All too often we see policies that are poorly written, difficult for employees to understand or find, and lack clear alignment with the desired outcomes. Policies are only one part of a successful program - without sound practices, policies alone will not ensure successful outcomes.
Do You Have a Policy …?
Early in my career I was volunteered to be responsible for PCI compliance shortly after eBay purchased PayPal. I’d heard folklore of auditors at other companies coming in and turning things over with the resulting aftermath leading to people being publicly humiliated or losing their job. I suddenly felt on the firing line and asking “why me?”
I booked a quick flight to Phoenix to be in town before the auditor arrived and I prepared by walking through our data center and reviewing our written policies. When I met with the auditor, he looked to be in his early 20s and handed me a business card from a large accounting firm. I asked him about his background; he was fresh out of college and we were one of his first due diligence assignments. He pulled out his laptop and opened an Excel spreadsheet and began reading off the list:
- Do you have cameras? “Yes,” I replied and pointed to the ceiling in the lobby littered with little black domes.

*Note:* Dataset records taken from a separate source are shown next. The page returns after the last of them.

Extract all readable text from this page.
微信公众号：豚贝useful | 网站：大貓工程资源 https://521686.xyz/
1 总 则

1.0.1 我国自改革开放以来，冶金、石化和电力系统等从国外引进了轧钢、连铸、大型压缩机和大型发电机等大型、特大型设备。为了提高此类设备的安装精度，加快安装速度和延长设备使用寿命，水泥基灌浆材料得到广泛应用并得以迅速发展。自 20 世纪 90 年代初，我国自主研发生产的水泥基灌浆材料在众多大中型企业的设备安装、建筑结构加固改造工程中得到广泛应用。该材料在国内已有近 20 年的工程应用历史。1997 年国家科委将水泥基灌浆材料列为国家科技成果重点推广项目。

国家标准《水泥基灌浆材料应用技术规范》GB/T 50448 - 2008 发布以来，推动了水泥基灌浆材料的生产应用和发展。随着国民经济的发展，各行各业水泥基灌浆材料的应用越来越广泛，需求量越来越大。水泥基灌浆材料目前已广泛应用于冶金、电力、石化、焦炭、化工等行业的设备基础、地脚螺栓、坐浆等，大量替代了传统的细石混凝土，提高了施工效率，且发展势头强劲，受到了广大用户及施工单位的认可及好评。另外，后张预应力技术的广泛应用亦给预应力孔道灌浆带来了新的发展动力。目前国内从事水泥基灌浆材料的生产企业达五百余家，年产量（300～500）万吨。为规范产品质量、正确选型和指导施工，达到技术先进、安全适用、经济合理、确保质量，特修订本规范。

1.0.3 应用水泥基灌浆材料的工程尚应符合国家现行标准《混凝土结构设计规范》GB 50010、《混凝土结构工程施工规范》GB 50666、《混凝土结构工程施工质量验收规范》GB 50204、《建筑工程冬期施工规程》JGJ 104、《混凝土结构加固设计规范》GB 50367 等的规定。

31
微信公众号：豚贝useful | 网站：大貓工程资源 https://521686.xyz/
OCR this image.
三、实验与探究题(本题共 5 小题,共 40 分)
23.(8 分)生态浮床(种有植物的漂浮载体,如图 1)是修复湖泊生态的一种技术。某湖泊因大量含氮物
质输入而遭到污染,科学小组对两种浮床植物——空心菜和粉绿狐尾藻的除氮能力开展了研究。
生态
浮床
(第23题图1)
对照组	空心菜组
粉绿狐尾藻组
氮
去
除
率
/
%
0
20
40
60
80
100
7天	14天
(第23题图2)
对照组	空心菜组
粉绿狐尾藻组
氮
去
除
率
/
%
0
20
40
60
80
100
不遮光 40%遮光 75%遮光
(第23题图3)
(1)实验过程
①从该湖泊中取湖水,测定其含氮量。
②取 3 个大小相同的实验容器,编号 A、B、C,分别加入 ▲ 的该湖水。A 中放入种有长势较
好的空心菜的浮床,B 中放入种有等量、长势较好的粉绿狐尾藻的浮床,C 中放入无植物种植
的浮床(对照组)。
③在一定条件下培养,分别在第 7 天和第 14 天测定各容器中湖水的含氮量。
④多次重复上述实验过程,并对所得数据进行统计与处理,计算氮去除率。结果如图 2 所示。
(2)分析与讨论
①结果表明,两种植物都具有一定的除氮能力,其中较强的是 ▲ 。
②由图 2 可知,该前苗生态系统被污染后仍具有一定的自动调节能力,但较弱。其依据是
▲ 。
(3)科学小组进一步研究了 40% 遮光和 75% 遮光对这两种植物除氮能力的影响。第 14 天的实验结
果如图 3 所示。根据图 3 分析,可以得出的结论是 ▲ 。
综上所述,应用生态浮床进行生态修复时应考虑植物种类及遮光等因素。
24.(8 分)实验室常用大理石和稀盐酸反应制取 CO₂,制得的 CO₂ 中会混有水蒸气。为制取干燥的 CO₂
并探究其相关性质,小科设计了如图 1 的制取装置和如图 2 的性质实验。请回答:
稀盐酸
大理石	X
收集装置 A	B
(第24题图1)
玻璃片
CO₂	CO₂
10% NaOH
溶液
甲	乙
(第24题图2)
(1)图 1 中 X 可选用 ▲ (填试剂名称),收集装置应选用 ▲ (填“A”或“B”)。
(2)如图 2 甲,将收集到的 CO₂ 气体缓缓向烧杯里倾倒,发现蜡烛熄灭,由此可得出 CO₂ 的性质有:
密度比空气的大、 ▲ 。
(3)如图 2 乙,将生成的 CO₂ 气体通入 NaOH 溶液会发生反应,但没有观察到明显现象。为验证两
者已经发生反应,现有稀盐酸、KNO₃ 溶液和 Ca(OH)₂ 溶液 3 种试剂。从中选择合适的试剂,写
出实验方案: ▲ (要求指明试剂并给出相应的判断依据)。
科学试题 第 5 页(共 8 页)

- Do you record the cameras? “Yes,” and I took him into the control room and showed him that we had 90 days of recording.
- Do you have a security policy? “Yes,” and I showed him a Word Document starting with “1.1.1 Purpose of This Policy ....”
Several additional questions, and 10 minutes later, we were done. He and I had both flown some distance so I gave him a tour of the data center and filled him full of facts about square footage and miles of cable and pipes until his eyes glossed over and his feet were tired from walking and off he went.
I was relieved, but let down! I felt we had a really good program and wanted to see how we measured up under scrutiny. Subsequent years brought more sophisticated reviews - and reviewers - but the one question I was always waiting to be asked - but never was:
“Is your policy easily accessible, how do employees know about it, and how do you measure their comprehension and compliance?”
My first compliance exercise didn’t seem all that scary after all, it was only a due diligence “check the box” exercise and didn’t dive deeper into how effective our program was and where it needed to be reinforced.
While having a policy for compliance requirements is important, on its own, policy does not guarantee positive outcomes. Policy must be aligned with day-to-day operations and make sense to employees and customers.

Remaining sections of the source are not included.